Kruppke ins Präsidium gewählt

Präsident Ebel im Amt bestätigt – Kapitalgesellschaft mit Verlust

Dennis Krupke während der Eintracht-Jahresversammlung am Donnerstag (28.11.2019 im Eintracht Stadion in Braunschweig. Foto: Philipp Ziebart/BestPixels.de

Braunschweig (evc). „Es liegen 12 bewegte Monate hinter uns. Wir können mit Dankbarkeit darauf zurückblicken; gerade was bis zur Sommerpause passiert ist.
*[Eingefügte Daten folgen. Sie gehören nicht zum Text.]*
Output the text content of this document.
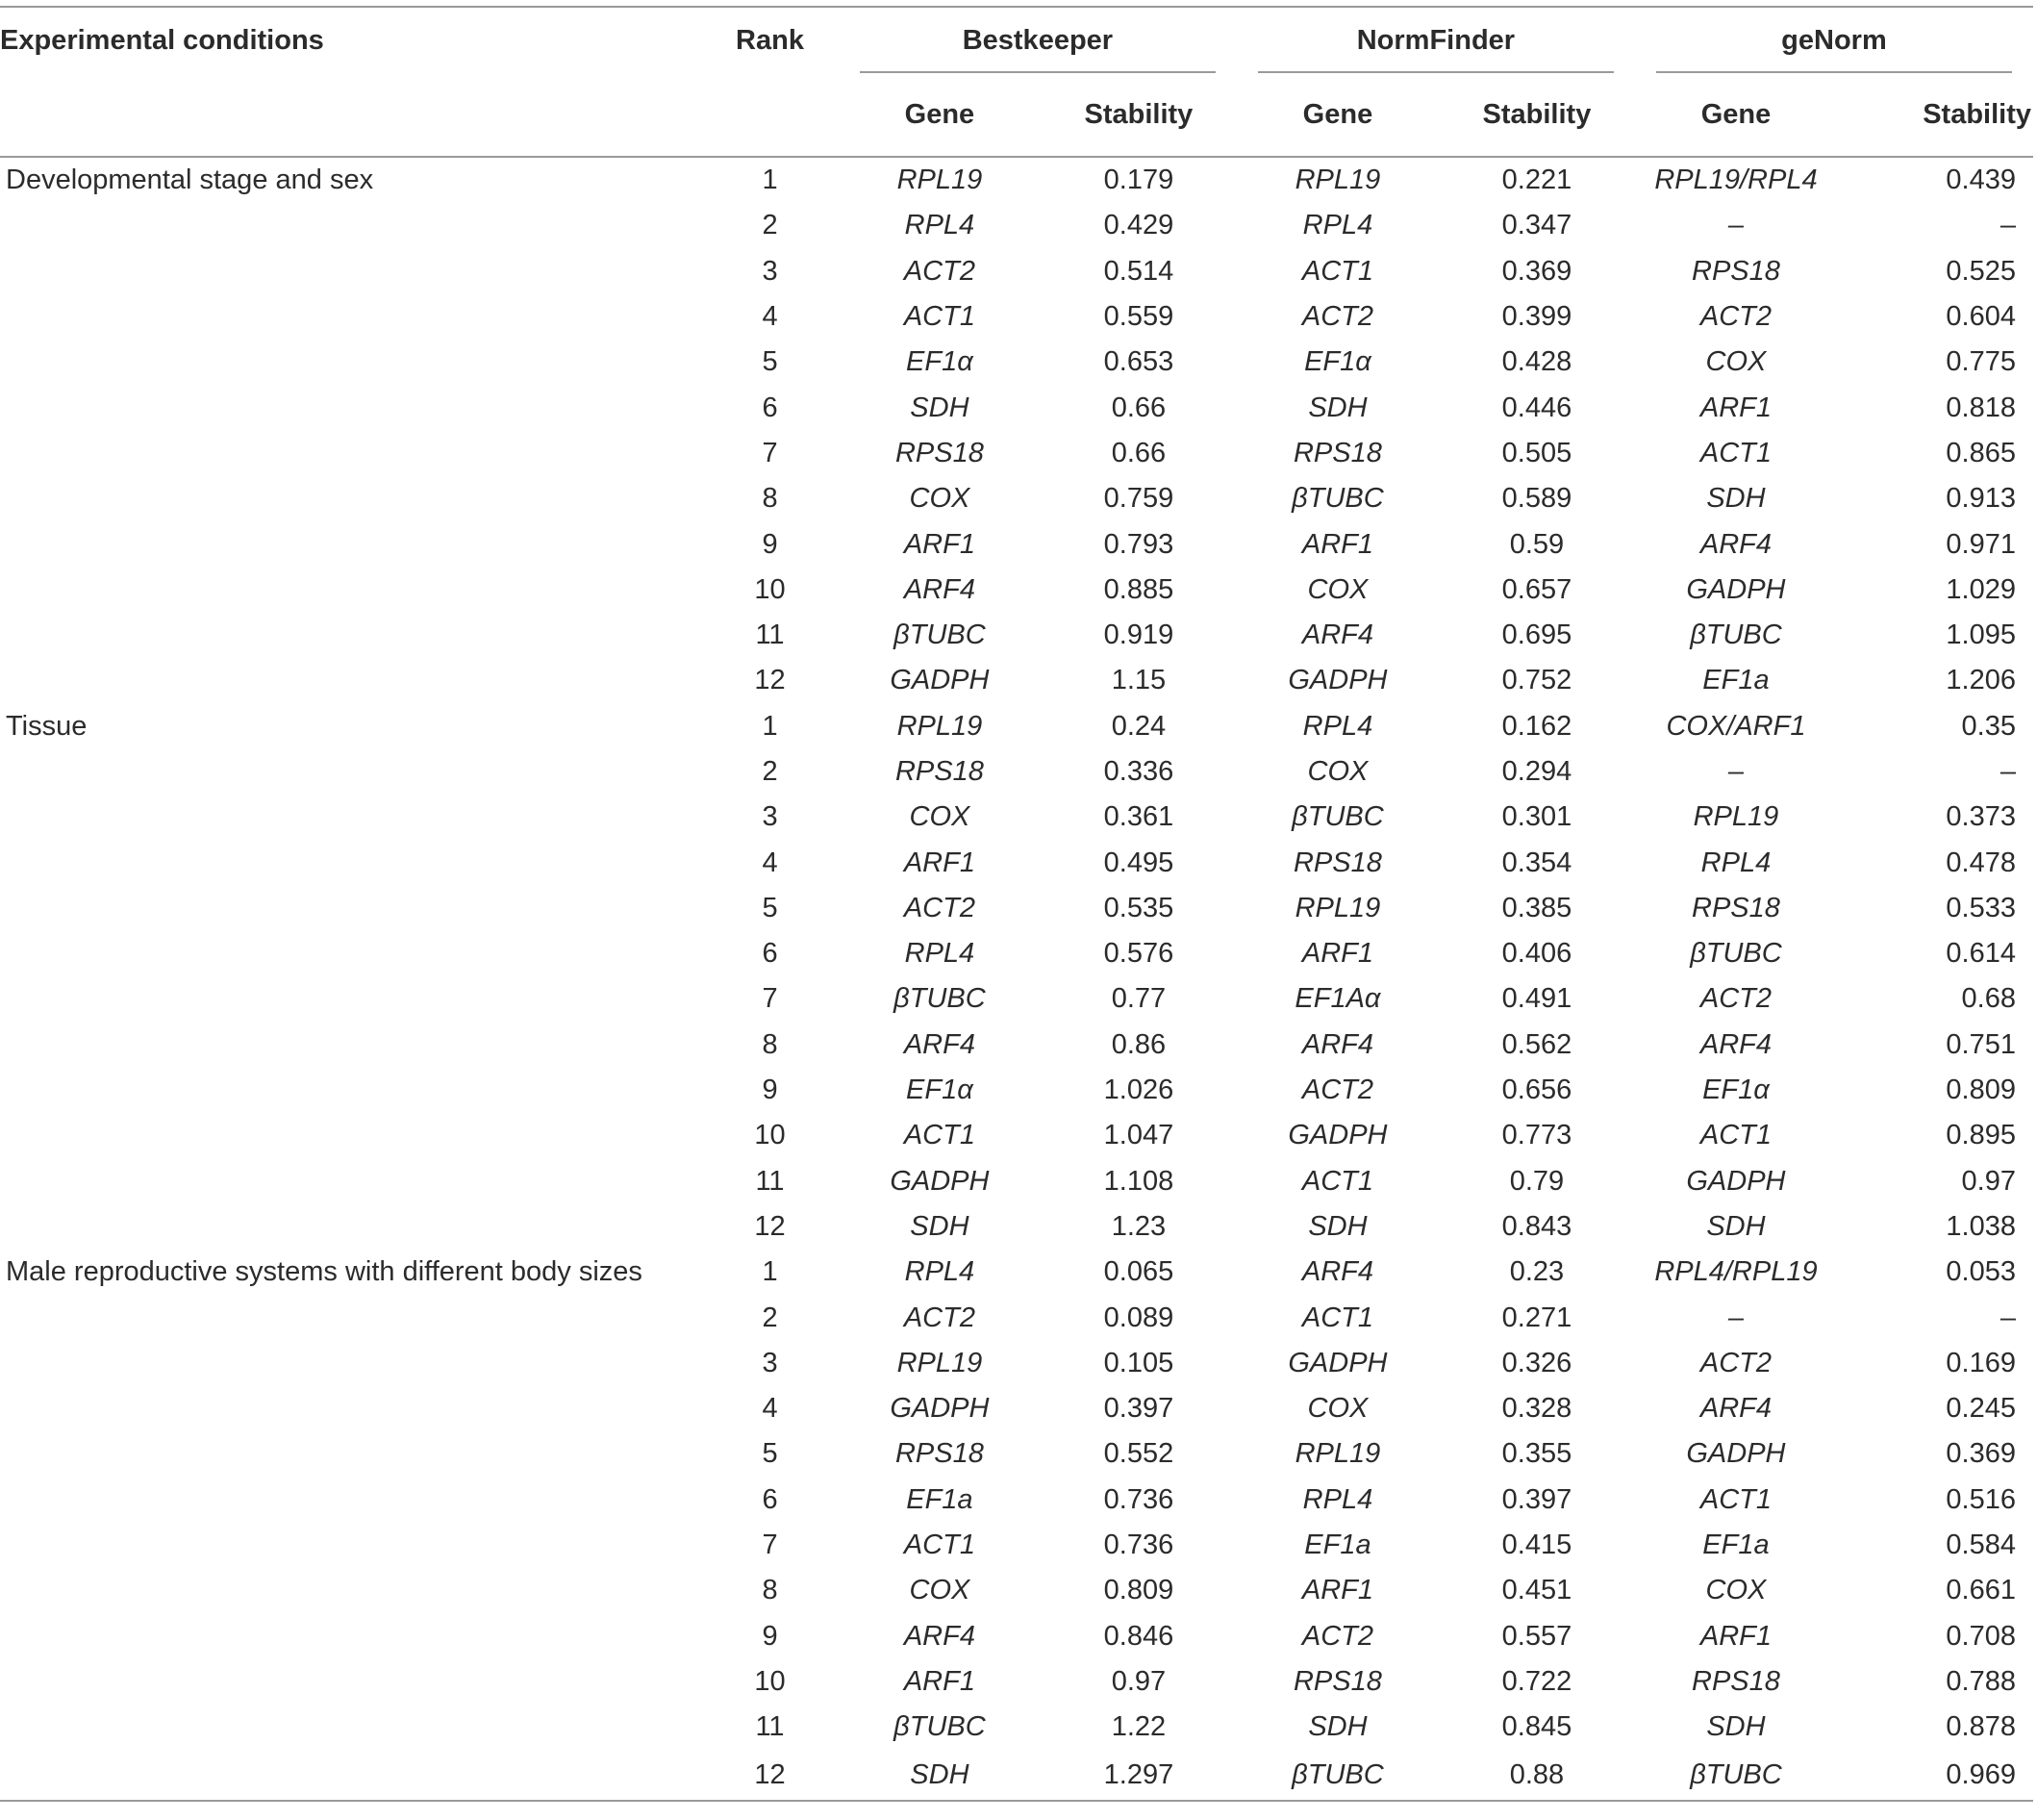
Experimental conditions	Rank	Bestkeeper		NormFinder		geNorm	

		Gene	Stability	Gene	Stability	Gene	Stability
Developmental stage and sex	1	RPL19	0.179	RPL19	0.221	RPL19/RPL4	0.439
	2	RPL4	0.429	RPL4	0.347	–	–
	3	ACT2	0.514	ACT1	0.369	RPS18	0.525
	4	ACT1	0.559	ACT2	0.399	ACT2	0.604
	5	EF1α	0.653	EF1α	0.428	COX	0.775
	6	SDH	0.66	SDH	0.446	ARF1	0.818
	7	RPS18	0.66	RPS18	0.505	ACT1	0.865
	8	COX	0.759	βTUBC	0.589	SDH	0.913
	9	ARF1	0.793	ARF1	0.59	ARF4	0.971
	10	ARF4	0.885	COX	0.657	GADPH	1.029
	11	βTUBC	0.919	ARF4	0.695	βTUBC	1.095
	12	GADPH	1.15	GADPH	0.752	EF1a	1.206
Tissue	1	RPL19	0.24	RPL4	0.162	COX/ARF1	0.35
	2	RPS18	0.336	COX	0.294	–	–
	3	COX	0.361	βTUBC	0.301	RPL19	0.373
	4	ARF1	0.495	RPS18	0.354	RPL4	0.478
	5	ACT2	0.535	RPL19	0.385	RPS18	0.533
	6	RPL4	0.576	ARF1	0.406	βTUBC	0.614
	7	βTUBC	0.77	EF1Aα	0.491	ACT2	0.68
	8	ARF4	0.86	ARF4	0.562	ARF4	0.751
	9	EF1α	1.026	ACT2	0.656	EF1α	0.809
	10	ACT1	1.047	GADPH	0.773	ACT1	0.895
	11	GADPH	1.108	ACT1	0.79	GADPH	0.97
	12	SDH	1.23	SDH	0.843	SDH	1.038
Male reproductive systems with different body sizes	1	RPL4	0.065	ARF4	0.23	RPL4/RPL19	0.053
	2	ACT2	0.089	ACT1	0.271	–	–
	3	RPL19	0.105	GADPH	0.326	ACT2	0.169
	4	GADPH	0.397	COX	0.328	ARF4	0.245
	5	RPS18	0.552	RPL19	0.355	GADPH	0.369
	6	EF1a	0.736	RPL4	0.397	ACT1	0.516
	7	ACT1	0.736	EF1a	0.415	EF1a	0.584
	8	COX	0.809	ARF1	0.451	COX	0.661
	9	ARF4	0.846	ACT2	0.557	ARF1	0.708
	10	ARF1	0.97	RPS18	0.722	RPS18	0.788
	11	βTUBC	1.22	SDH	0.845	SDH	0.878
	12	SDH	1.297	βTUBC	0.88	βTUBC	0.969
Es gibt einen Fußballgott, der mal nach Braunschweig kommt“, erinnerte Sebastian Ebel zur Eröffnung der Eintracht-Jahreshauptversammlung an den Klassenerhalt in der Vorsaison und lobte die Profimannschaft: „Es zeigt, was erreichbar ist, wenn ihr zusammensteht.“

Der 56-Jährige war nach seiner erneuten Kandidatur mit 329 der 369 stimmberechtigten Mitglieder wieder zum Eintracht-Präsidenten gewählt worden. Seine Präsidiumskollegen Rainer Ottinger und Wolfgang Krake standen nicht mehr zur Wahl, stattdessen sitzen künftig der SPD-Landtagsabgeordnete Christoph Bratmann und Kay Uwe Rohn im Gremium. Während Reiner Cech als Schatzmeister wie Ebel im Amt bestätigt wurde, erreichte Andreas Becker keine Mehrheit mehr. Stattdessen wurde der von Reiner Albring (Initiative Eintracht) vorgeschlagene ehemalige Eintracht-Kapitän Dennis Kruppke gewählt und soll neben seiner Funktion als NLZ-Leiter auch im Vereinsvorstand für Fachkompetenz sorgen.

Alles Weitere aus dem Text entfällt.